No, wait a moment. There we have it. He says the writing is on the wall for me and for my Prime Minister, who is to me the symbol of the Whites here in South Africa. That is what he said. One can interpret it in no other way. According to him the writing is on the wall for the Whites here in South Africa. Now, I wonder whom the Leader of the Opposition was addressing there. Was he addressing that small audience at Middelburg, who were probably for the most part members of the HNP, for these days they are the allies of the United Party on the platteland, or was he addressing hostile Black African states or the outside world to tell them that the writing is on the wall for the Whites here in South Africa. Did he want to imply in that way that these Black states are rejecting the hand of peace and friendship offered to them by Advocate John Vorster because he is approaching them out of weakness? What is more, at the same meeting he said (translation)—
I think the greatest disloyalty towards South Africa is implied in those words. I think the hon. the Leader of the Opposition should be ashamed of what he said. Are these words an invitation to the terrorist organizations by saying to them that there is already enough help for them here in South Africa, that they only need to come in, that the Blacks here are ready to begin with a terrorist campaign? I do not believe that it can be held against us if we say to him that not only do we regard his patriotism and his loyalty towards South Africa to be suspect, but we also reject it completely.

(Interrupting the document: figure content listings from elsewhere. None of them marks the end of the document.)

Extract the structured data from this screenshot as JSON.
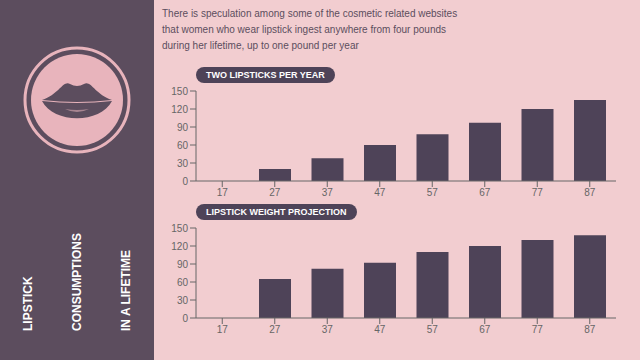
{
  "title": [
    "LIPSTICK",
    "CONSUMPTIONS",
    "IN A LIFETIME"
  ],
  "subtitle": "There is speculation among some of the cosmetic related websites\nthat women who wear lipstick ingest anywhere from four pounds\nduring her lifetime, up to one pound per year",
  "chart_data": [
    {
      "type": "bar",
      "title": "TWO LIPSTICKS PER YEAR",
      "categories": [
        17,
        27,
        37,
        47,
        57,
        67,
        77,
        87
      ],
      "values": [
        0,
        20,
        38,
        60,
        78,
        97,
        120,
        135
      ],
      "color": "#4e4358",
      "ylim": [
        0,
        150
      ],
      "yticks": [
        0,
        30,
        60,
        90,
        120,
        150
      ],
      "grid": false
    },
    {
      "type": "bar",
      "title": "LIPSTICK WEIGHT PROJECTION",
      "categories": [
        17,
        27,
        37,
        47,
        57,
        67,
        77,
        87
      ],
      "values": [
        0,
        65,
        82,
        92,
        110,
        120,
        130,
        138
      ],
      "color": "#4e4358",
      "ylim": [
        0,
        150
      ],
      "yticks": [
        0,
        30,
        60,
        90,
        120,
        150
      ],
      "grid": false
    }
  ]
}
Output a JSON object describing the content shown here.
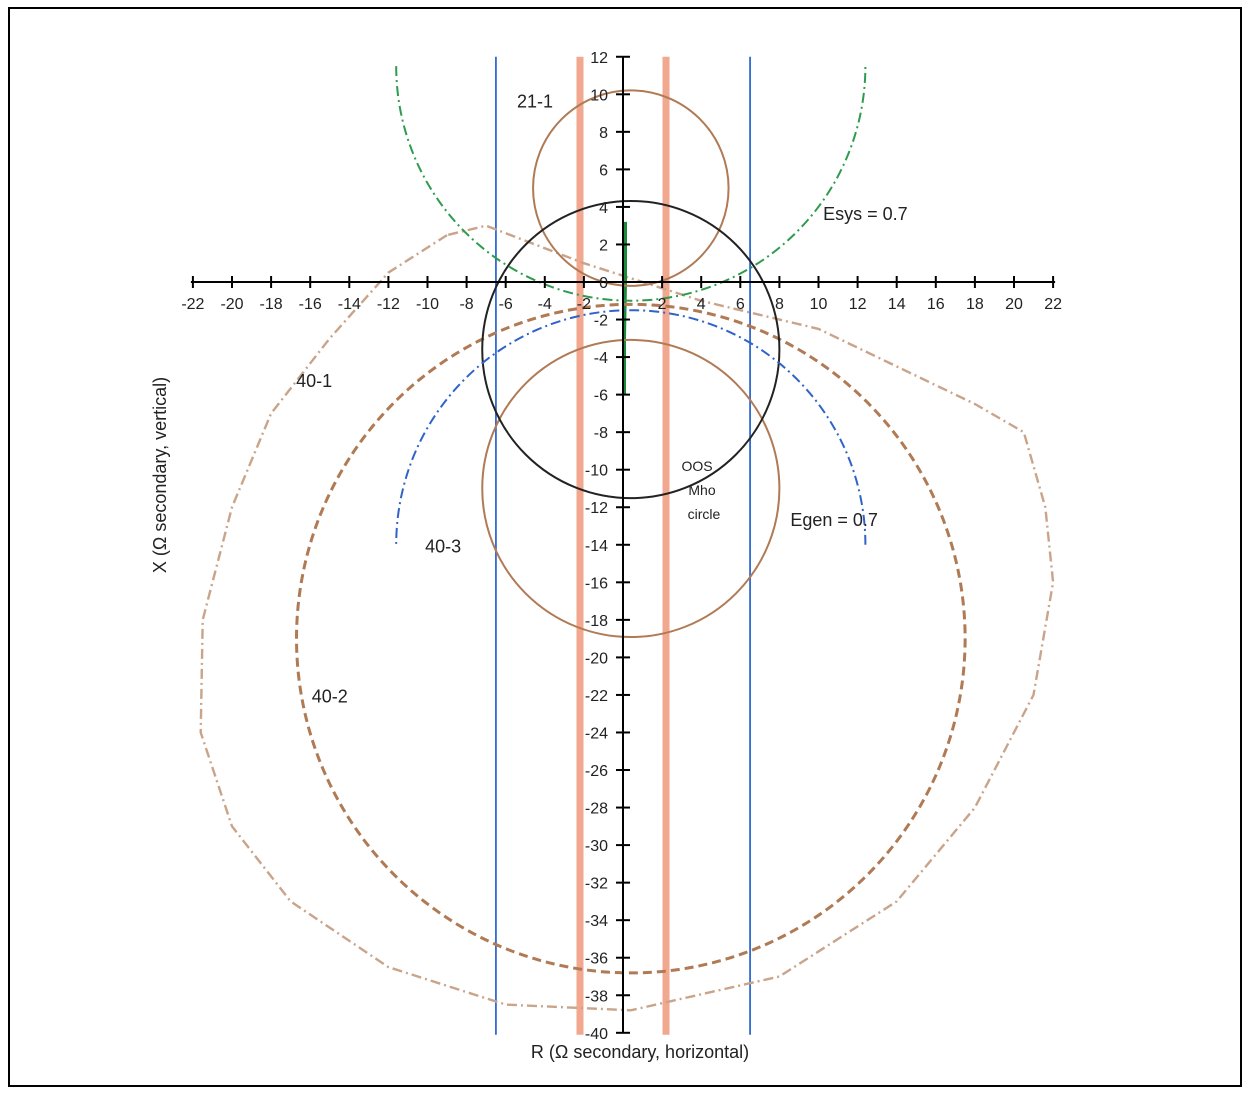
{
  "chart_data": {
    "type": "line",
    "title": "",
    "xlabel": "R  (Ω secondary, horizontal)",
    "ylabel": "X  (Ω secondary, vertical)",
    "xlim": [
      -22,
      22
    ],
    "ylim": [
      -40,
      12
    ],
    "x_ticks": [
      -22,
      -20,
      -18,
      -16,
      -14,
      -12,
      -10,
      -8,
      -6,
      -4,
      -2,
      0,
      2,
      4,
      6,
      8,
      10,
      12,
      14,
      16,
      18,
      20,
      22
    ],
    "x_tick_labels": [
      "-22",
      "-20",
      "-18",
      "-16",
      "-14",
      "-12",
      "-10",
      "-8",
      "-6",
      "-4",
      "-2",
      "0",
      "2",
      "4",
      "6",
      "8",
      "10",
      "12",
      "14",
      "16",
      "18",
      "20",
      "22"
    ],
    "y_ticks": [
      12,
      10,
      8,
      6,
      4,
      2,
      0,
      -2,
      -4,
      -6,
      -8,
      -10,
      -12,
      -14,
      -16,
      -18,
      -20,
      -22,
      -24,
      -26,
      -28,
      -30,
      -32,
      -34,
      -36,
      -38,
      -40
    ],
    "y_tick_labels": [
      "12",
      "10",
      "8",
      "6",
      "4",
      "2",
      "0",
      "-2",
      "-4",
      "-6",
      "-8",
      "-10",
      "-12",
      "-14",
      "-16",
      "-18",
      "-20",
      "-22",
      "-24",
      "-26",
      "-28",
      "-30",
      "-32",
      "-34",
      "-36",
      "-38",
      "-40"
    ],
    "circles": [
      {
        "id": "21-1",
        "center": [
          0.4,
          5.0
        ],
        "radius": 5.0,
        "color": "#b07a55",
        "style": "solid"
      },
      {
        "id": "40-3",
        "center": [
          0.4,
          -11.0
        ],
        "radius": 7.6,
        "color": "#b07a55",
        "style": "solid"
      },
      {
        "id": "40-2",
        "center": [
          0.4,
          -19.0
        ],
        "radius": 17.1,
        "color": "#b07a55",
        "style": "dashed"
      },
      {
        "id": "oos-mho",
        "center": [
          0.4,
          -3.6
        ],
        "radius": 7.6,
        "color": "#222222",
        "style": "solid"
      }
    ],
    "arcs": [
      {
        "id": "esys",
        "center": [
          0.4,
          11.5
        ],
        "radius": 12.0,
        "from_deg": 180,
        "to_deg": 360,
        "color": "#2e9b4e",
        "style": "dashdot"
      },
      {
        "id": "egen",
        "center": [
          0.4,
          -14.0
        ],
        "radius": 12.0,
        "from_deg": 0,
        "to_deg": 180,
        "color": "#2f63c9",
        "style": "dashdot"
      }
    ],
    "polylines": [
      {
        "id": "40-1",
        "color": "#c9a48a",
        "style": "dashdot",
        "points": [
          [
            -9,
            2.5
          ],
          [
            -12,
            0.5
          ],
          [
            -15,
            -3
          ],
          [
            -18,
            -7
          ],
          [
            -20,
            -12
          ],
          [
            -21.5,
            -18
          ],
          [
            -21.6,
            -24
          ],
          [
            -20,
            -29
          ],
          [
            -17,
            -33
          ],
          [
            -12,
            -36.5
          ],
          [
            -6,
            -38.5
          ],
          [
            0.4,
            -38.8
          ],
          [
            8,
            -37
          ],
          [
            14,
            -33
          ],
          [
            18,
            -28
          ],
          [
            21,
            -22
          ],
          [
            22,
            -16
          ],
          [
            21.6,
            -12
          ],
          [
            20.5,
            -8
          ],
          [
            18,
            -6.5
          ],
          [
            10,
            -2.5
          ],
          [
            4,
            -1
          ],
          [
            -2,
            1
          ],
          [
            -7,
            3
          ],
          [
            -9,
            2.5
          ]
        ]
      },
      {
        "id": "impedance-trajectory",
        "color": "#1c8a3a",
        "style": "solid",
        "points": [
          [
            0.1,
            3.2
          ],
          [
            0.1,
            0
          ],
          [
            0.05,
            -3
          ],
          [
            0.05,
            -6
          ]
        ]
      }
    ],
    "vertical_lines": [
      {
        "x": -6.5,
        "color": "#2f6bd1",
        "width": "thin"
      },
      {
        "x": 6.5,
        "color": "#2f6bd1",
        "width": "thin"
      },
      {
        "x": -2.2,
        "color": "#f2a78f",
        "width": "thick"
      },
      {
        "x": 2.2,
        "color": "#f2a78f",
        "width": "thick"
      }
    ],
    "annotations": [
      {
        "text": "21-1",
        "x": -4.5,
        "y": 9.3
      },
      {
        "text": "Esys = 0.7",
        "x": 12.4,
        "y": 3.3
      },
      {
        "text": "40-1",
        "x": -15.8,
        "y": -5.6
      },
      {
        "text": "40-3",
        "x": -9.2,
        "y": -14.4
      },
      {
        "text": "40-2",
        "x": -15.0,
        "y": -22.4
      },
      {
        "text": "Egen = 0.7",
        "x": 10.8,
        "y": -13.0
      }
    ],
    "oos_label": [
      "OOS",
      "Mho",
      "circle"
    ]
  }
}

Order! The hon. member may not question the loyalty of hon. members.
Mr. Chairman, I shall withdraw those words and substitute “his confidence in South Africa”.
Order! The hon. member must withdraw the words he used, i.e. that he regards the loyalty of the hon. the Leader of the Opposition to be suspect, completely.
Yes, Sir, I withdraw the words “loyalty”, and substitute “his confidence in South Africa”. We can understand the hon. the Leader of the Opposition making use these days of these methods and these words as a result of his own frustrations and the disunity in his own party. It indicates nothing else but the complete destruction of the United Party; that is staring them in the face. We do not expect them to have any love for the National Party, but is it necessary to allow hate to develop against South Africa because they do not like the National Party and would like to see it destroyed? The hon. the Leader of the Opposition is not the only person to whom this applies. This is the whole tendency developing in the United Party. We had the same thing from the hon. member for Hillbrow when he opposed the R849 million which was budgeted for Defence. [Time expired.]
Business interrupted in accordance with Standing Order No. 23.
House Resumed:
Progress reported and leave granted to sit again.